London Theater Review: ‘Pinocchio’

How ironic that “Pinocchio” should be a bit lifeless. With Disney handing over the keys to a cherished classic for the first time, “Harry Potter and the Cursed Child” director John Tiffany has served up an eye-popping production that is as stiff as a board. For all its staggering stagecraft, this “Pinocchio” is, for the moment, missing real soul. With a little whittle, however, it could still come good.

This isn’t your average Disney tuner. Tiffany and his team — particularly designer Bob Crowley, puppet director Toby Olié and orchestrator Martin Lowe — have re-envisioned Walt Disney’s second feature film into something far less cutesy and far more classical. And yet it’s still, somehow, unmistakably Disney.

It’s a story that asks what it is to be a real person, and Tiffany’s conceit is to turn the tale inside out. He has puppets play people, and people, puppets. Joe Idris-Roberts’ Pinocchio — a bare-chested scruff with a blank expression — is constantly dwarfed by heaving 15-foot tall carnival-float figures: huge hand-carved heads above towering torsos voiced by actors in identical clothes. As he stands on a vast workshop table, staring up into the giant wooden eyes of his creator Gepetto (Mark Hadfield), it’s a cracking illusion – traditionally theatrical, yet quietly enchanting.

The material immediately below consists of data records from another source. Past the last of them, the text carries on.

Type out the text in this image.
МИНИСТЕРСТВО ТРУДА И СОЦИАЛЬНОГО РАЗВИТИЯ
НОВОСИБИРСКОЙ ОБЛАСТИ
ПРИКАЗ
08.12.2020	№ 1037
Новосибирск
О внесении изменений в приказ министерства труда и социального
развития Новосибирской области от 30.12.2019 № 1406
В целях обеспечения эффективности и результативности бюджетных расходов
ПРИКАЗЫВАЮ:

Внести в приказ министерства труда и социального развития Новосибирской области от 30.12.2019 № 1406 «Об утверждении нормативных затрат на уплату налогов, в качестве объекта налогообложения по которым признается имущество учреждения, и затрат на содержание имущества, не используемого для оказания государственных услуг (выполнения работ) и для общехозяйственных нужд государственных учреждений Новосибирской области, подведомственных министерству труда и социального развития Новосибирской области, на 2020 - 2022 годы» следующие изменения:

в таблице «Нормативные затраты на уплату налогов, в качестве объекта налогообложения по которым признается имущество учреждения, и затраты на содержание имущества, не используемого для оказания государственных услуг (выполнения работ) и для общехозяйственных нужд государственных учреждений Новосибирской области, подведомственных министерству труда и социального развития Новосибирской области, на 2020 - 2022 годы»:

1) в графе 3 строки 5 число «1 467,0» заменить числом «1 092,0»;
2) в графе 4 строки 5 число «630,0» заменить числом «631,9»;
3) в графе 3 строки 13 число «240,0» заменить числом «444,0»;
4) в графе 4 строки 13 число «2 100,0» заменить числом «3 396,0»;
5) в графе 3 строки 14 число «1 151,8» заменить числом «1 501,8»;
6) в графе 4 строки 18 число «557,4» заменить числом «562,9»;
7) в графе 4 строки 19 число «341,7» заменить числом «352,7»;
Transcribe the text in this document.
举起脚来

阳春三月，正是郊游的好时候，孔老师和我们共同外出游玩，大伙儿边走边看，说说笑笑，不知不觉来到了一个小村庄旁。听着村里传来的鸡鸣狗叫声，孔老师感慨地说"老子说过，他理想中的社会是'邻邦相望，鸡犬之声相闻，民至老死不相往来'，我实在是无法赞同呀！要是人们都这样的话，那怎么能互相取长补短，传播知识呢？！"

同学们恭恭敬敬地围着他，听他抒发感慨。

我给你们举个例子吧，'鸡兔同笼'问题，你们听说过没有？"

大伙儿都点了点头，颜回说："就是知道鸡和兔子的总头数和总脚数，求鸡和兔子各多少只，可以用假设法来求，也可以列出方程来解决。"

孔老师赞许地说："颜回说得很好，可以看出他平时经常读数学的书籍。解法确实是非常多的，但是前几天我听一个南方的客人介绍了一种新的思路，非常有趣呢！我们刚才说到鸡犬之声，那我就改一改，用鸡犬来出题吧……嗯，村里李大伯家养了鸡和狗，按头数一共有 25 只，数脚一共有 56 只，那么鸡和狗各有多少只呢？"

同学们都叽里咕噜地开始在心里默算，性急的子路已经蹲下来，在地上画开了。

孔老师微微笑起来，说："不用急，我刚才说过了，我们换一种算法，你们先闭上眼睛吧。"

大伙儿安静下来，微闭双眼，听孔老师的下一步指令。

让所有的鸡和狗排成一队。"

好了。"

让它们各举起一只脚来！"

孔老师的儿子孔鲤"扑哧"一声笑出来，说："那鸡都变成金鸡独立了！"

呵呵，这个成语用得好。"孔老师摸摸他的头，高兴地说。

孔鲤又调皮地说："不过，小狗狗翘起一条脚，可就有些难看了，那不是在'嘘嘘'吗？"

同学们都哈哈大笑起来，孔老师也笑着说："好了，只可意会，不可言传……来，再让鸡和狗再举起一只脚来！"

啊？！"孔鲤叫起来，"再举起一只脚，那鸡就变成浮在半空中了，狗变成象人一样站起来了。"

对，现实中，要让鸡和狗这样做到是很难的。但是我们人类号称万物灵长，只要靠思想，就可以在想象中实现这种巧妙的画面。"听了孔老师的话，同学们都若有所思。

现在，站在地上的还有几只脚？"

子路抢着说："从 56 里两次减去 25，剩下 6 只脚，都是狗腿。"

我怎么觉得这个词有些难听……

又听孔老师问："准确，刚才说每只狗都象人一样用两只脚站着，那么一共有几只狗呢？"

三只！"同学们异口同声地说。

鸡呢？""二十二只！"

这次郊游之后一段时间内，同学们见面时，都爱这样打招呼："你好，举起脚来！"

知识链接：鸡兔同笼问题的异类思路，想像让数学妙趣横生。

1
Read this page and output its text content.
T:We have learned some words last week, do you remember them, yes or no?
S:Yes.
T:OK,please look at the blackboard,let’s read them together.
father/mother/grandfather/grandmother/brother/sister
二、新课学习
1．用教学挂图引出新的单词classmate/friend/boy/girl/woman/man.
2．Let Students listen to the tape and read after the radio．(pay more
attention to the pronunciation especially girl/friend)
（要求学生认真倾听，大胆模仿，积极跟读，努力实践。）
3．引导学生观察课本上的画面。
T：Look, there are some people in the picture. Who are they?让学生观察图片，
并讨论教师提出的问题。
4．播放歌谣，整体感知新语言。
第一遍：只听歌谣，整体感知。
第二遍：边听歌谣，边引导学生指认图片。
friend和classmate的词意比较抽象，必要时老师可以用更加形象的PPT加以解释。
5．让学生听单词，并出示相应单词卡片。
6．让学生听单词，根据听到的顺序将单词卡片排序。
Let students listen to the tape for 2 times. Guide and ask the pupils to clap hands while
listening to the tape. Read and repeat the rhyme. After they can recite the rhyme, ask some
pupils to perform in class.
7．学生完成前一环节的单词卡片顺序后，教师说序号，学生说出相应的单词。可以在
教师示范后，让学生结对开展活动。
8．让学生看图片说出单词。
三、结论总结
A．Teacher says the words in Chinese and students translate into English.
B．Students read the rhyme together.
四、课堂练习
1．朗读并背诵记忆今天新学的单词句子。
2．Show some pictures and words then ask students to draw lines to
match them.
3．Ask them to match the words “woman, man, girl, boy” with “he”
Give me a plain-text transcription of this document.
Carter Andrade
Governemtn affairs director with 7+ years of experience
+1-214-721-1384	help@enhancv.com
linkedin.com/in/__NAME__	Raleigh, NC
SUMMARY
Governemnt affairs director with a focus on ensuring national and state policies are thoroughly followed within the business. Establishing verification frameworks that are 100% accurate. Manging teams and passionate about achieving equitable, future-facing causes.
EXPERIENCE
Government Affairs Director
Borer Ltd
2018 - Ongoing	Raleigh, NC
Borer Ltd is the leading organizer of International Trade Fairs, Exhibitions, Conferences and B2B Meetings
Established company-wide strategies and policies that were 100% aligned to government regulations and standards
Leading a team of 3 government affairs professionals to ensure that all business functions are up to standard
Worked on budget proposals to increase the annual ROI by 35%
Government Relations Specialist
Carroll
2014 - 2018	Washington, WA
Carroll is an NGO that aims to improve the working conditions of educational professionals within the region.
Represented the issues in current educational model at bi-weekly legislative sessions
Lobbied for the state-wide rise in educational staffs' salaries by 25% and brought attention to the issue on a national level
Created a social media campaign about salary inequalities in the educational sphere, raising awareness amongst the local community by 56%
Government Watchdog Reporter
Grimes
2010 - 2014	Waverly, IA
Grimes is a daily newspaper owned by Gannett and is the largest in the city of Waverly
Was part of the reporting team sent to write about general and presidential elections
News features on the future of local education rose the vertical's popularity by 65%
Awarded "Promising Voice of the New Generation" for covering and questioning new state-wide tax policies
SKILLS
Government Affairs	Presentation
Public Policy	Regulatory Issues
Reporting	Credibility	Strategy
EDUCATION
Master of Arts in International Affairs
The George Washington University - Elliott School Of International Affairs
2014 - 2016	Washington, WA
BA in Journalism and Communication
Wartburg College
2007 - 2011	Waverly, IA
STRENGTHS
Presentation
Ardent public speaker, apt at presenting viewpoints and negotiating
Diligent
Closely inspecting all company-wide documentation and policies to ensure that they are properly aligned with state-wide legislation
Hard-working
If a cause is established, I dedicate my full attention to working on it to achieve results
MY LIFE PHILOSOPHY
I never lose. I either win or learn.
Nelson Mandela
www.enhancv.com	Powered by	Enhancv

It works a treat. You buy into Pinocchio’s peculiar magic – the “puppet” is the liveliest presence onstage. Idris-Roberts, who snaps into shape like a marionette and raps on his head with a hollow knock, is still far sprightlier than the slow, lumbering adults. It also lends the show a child’s eye perspective, as if to celebrate the freedom of youth, and since Pinocchio seems quite real from the start, it puts authenticity, not maturity, at the heart of being truly human.

Released in 1940, with the world at war, Disney’s “Pinocchio” was both darker and lighter than Carlo Collodi’s 1881 gothic folktale. Rather than the original impulsive Italian imp, Disney gave the boy-puppet big blue eyes and a bashful innocence, then sent him out into a world full of threats. Dennis Kelly’s book for the stage version — wrapped around Leigh Harline’s original, Oscar-winning songs — retunes the balance. Like Collodi’s, his Pinocchio is all impulse. He’d be his own worst enemy – were the world, like Disney’s, not so rife with dangers.

Kelly sticks to the film’s episodic structure, as a runaway Pinocchio trips from one trap to another. Stromboli’s stage show becomes a hellish hall of marionettes, with a chorus of commedia-style clowns jangling on ropes as Pinocchio gets stuck, singing Lowe’s atonal rearrangements of “Got No Strings” on repeat. Pleasure Island is all heady delirium and shadowy delight, a maze-like funfair where kids sing themselves “Fun and Fancy Free.” (The song’s from a Jiminy Cricket spin-off.) By the time he hits the whale, its ribcage seems a wasteland.

Where all this coheres, it’s because Kelly turns it into a grand battle of conscience. As Audrey Brisson’s puppet Jiminy Cricket – not the little gent in a top hat and spats, but an anxious, hypochondriac six-legged insect – tries to keep Pinocchio on the right track, David Langham’s louche, bushy-brushed Fox is the devil forever on his shoulder. Here, Pinocchio has more free will than the film: He’s tempted more than he’s tricked and, if that softens the terrors of the big, bad world, it restores something of Collodi’s original morality tale. In fact, it’s not far from a Disney version of “Woyzeck”: the tough little guy, battling his baser instincts, is pulled this way and that by polite society.

Kelly, however, is most at home in the sinister amusement park Pleasure Island. Best known for “Matilda: the Musical,” he remains more Roald Dahl than Walt Disney, and it’s when tearaway children race round the fair, necking “al-kee-hol” and puffing on cigars, that “Pinocchio” finally finds the mania and menace it needs. David Kirkebride’s bowler-hatted, double-chinned Coachman is greasily foreboding; a man who (wink-wink) makes much of his charity work. With Dawn Sievewright adding punch as a fighty Scots kid called Lampy, the show starts to lurch like a runaway rollercoaster, spinning into a sickly transformation scene in which kids hee-haw as they sprout donkey ears and hooves.

Around that, however, the show largely skips between set-pieces, and it trades the film’s abundance of character for theatrical spectacle. Some effects are stunning — the Blue Fairy is a gas flame that dances through the air — and Crowley’s designs are never less than sumptuous. Elsewhere it’s clunkier: Idris-Roberts fidgets with his face each time his nose grows, and in stretching a handful of songs across the show, Lowe’s score gets repetitive. It’s also the thing that makes this unmistakably Disney — all tooting tin-whistles and French horns. In the end, as Pinocchio eventually learns, it all comes down to authenticity.